5
votes

Apologies if the answer to this is obvious, please be kind, this is my first time on here :-)

I would gratefully appreciate if someone could give me a steer on the appropriate input data structure for k-means. I am working on a masters dissertation in which I am proposing a new TF-IDF term weighing approach specific to my domain. I want to use k-means to cluster the results and then apply a number of internal and external evaluation criteria to see if my new term weighting method has any merit.

My steps so far (implemented in PHP), all working are

Step 1: Read in document collection Step 2: Clean document collection, feature extraction, feature selection Step 3: Term Frequency (TF) Step 4: Inverse Document Frequency (IDF) Step 5: TF * IDF Step 6: Normalise TF-IDF to fixed length vectors

Where I am struggling is

Step 7: Vector Space Model – Cosine Similarity

The only examples I can find, compare an input query to each document and find the similarity. Where there is no input query (this is not an information retrieval system) do I compare every single document in the corpus with every other document in the corpus (every pair of documents)? I cannot find any example of Cosine Similarity applied to a full document collection rather than a single example/query compared to the collection.

Step 8: K-Means

I am struggling here to understand if the input vector for k-means should contain a matrix of the cosine similarity score of every document in the collection against every other document (a matrix of cosine similarity). Or is k-means supposed to be applied over a term vector model. If it is the latter, every example I can find of k-means is quite basic and plots either singular terms.
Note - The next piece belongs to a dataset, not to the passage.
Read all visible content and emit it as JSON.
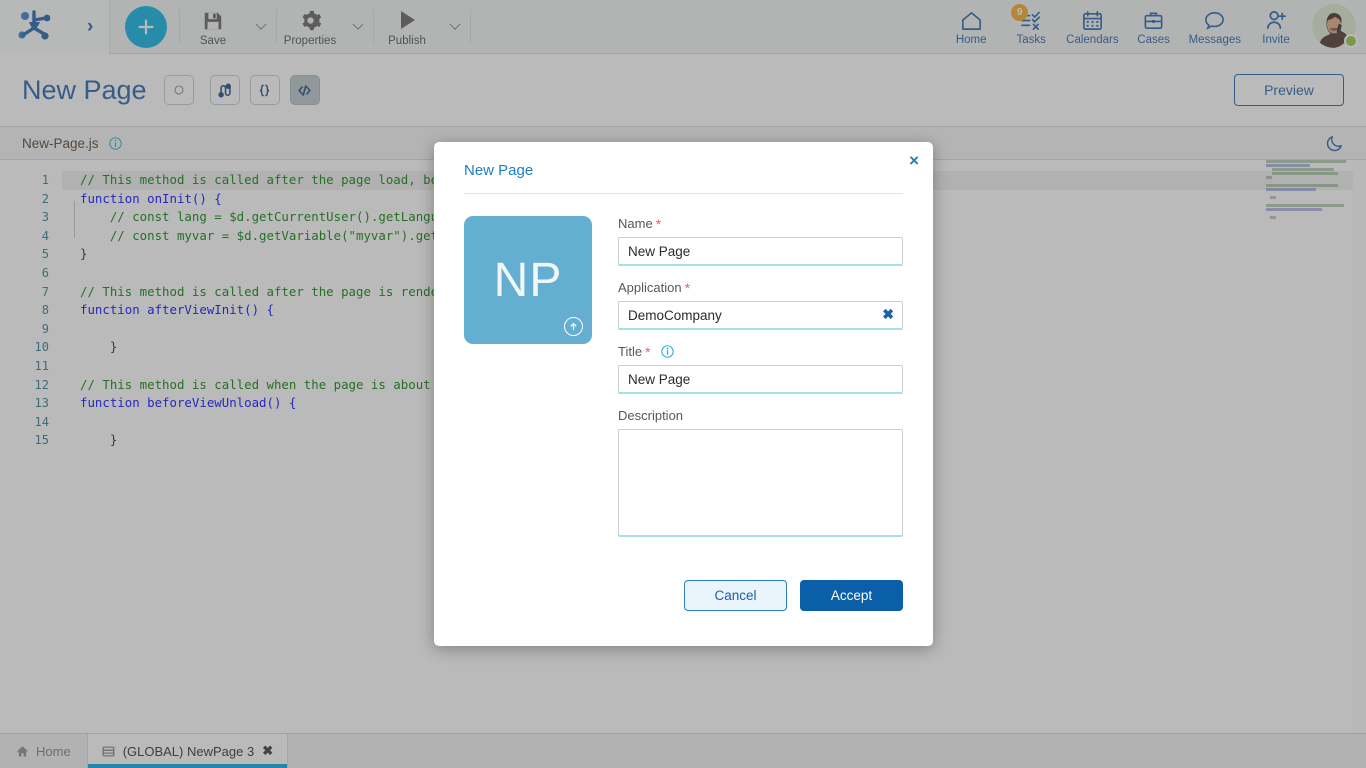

How do I handle the fact that there are multiple terms in my document collection etc.

Cosine Similarity and K-Means are implied as the solution to document clustering on so many examples so i am missing something very obvious.

If anyone could give me a steer I would be forever grateful.

Thanks

Claire

5
Many good questions generate some degree of opinion based on expert experience, but answers to this question will tend to be almost entirely based on opinions, rather than facts, references, or specific expertise. I would suggest that you find a development forum (perhaps redit?) to work out generalities. Then, when you have specific coding issues, come back to StackOverflow and we'll be glad to help.Jay Blanchard

5 Answers

0
votes

K-means cannot operate on a similarity matrix.
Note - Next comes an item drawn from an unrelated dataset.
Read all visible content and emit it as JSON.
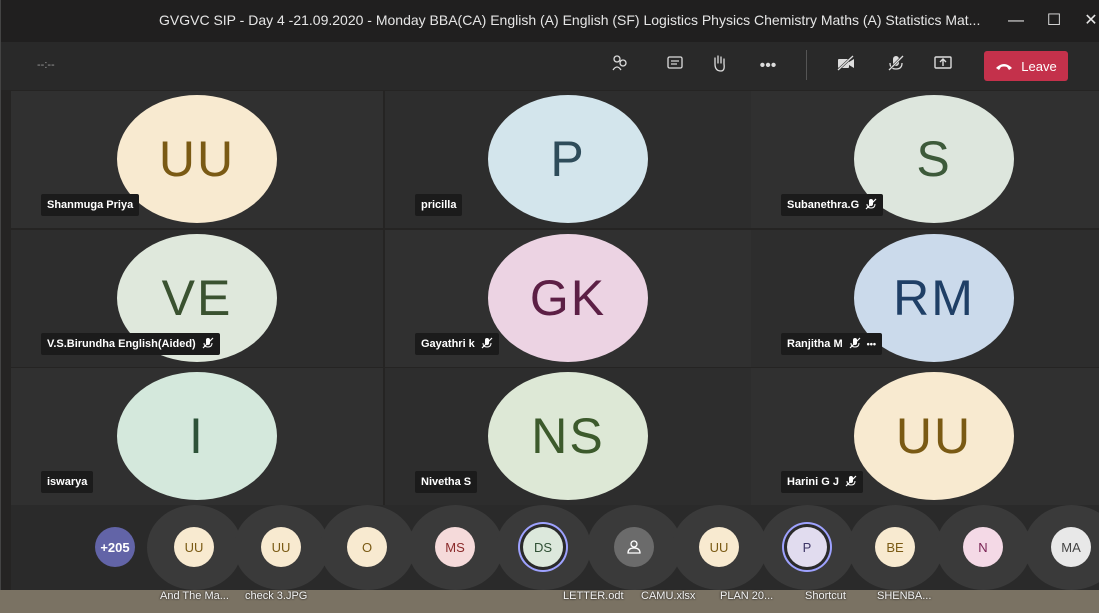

Because k-means computes point-to-mean distances, not pairwise distances.

You need an implementation of spherical k-means if you want to use Cosine distance: at every iteration, the centers should be L2 normalized.

If I'm not mistaken, it should be equivalent to run k-means with cosine similarity, and only normalize the center to unit length at the end. But regular spherical k-means may be faster, because you can exploit data normalization to simplify cosine distance to the dot product.

You may want to reconsider using PHP. It is one of the worst possible choices for this type of programming task. It's good for interactive web page, but it doesn't shine at data analysis at all.

0
votes

I second Anony-Mousse opinion that you should reconsider PHP and would like to suggest Python as there several useful libraries for these kind of problems:

Numpy: a great and efficient package for scientific computing.

SciPy: Actually has several routines for k-means clustering: see here

Theano: For more machine learning needs, especially deep learning.

Also there is this great tutorial about the k means algorithm. It also supplies pseudo code in Python. You can use this and maybe an implementation done by yourself to understand the algorithm better but ultimately I would make use of the library mentioned above as they are optimized for performance which is definitely something to keep in mind if you have a big collection of documents.

0
votes

If it helps anybody else out, I have found that it is possible to k-means clustering a multi-dimensional term vector but if more than 3 dimenions are included (which will be the case for any document collection), you cannot visualise it. I believe this is what threw me here, all of the examples I saw of k-means included a graph visualisation, this led me to believe, incorrectly ,that perhaps the source data for k-means was expected to be two dimensional, such as 0 and the cosine similarity. Thank you kindly for the respondents for your help, much appreciated.

0
votes

Use TF-IDF to calculate the cosine similarity. Use cosine similarity scores as the input data for your clustering algorithm.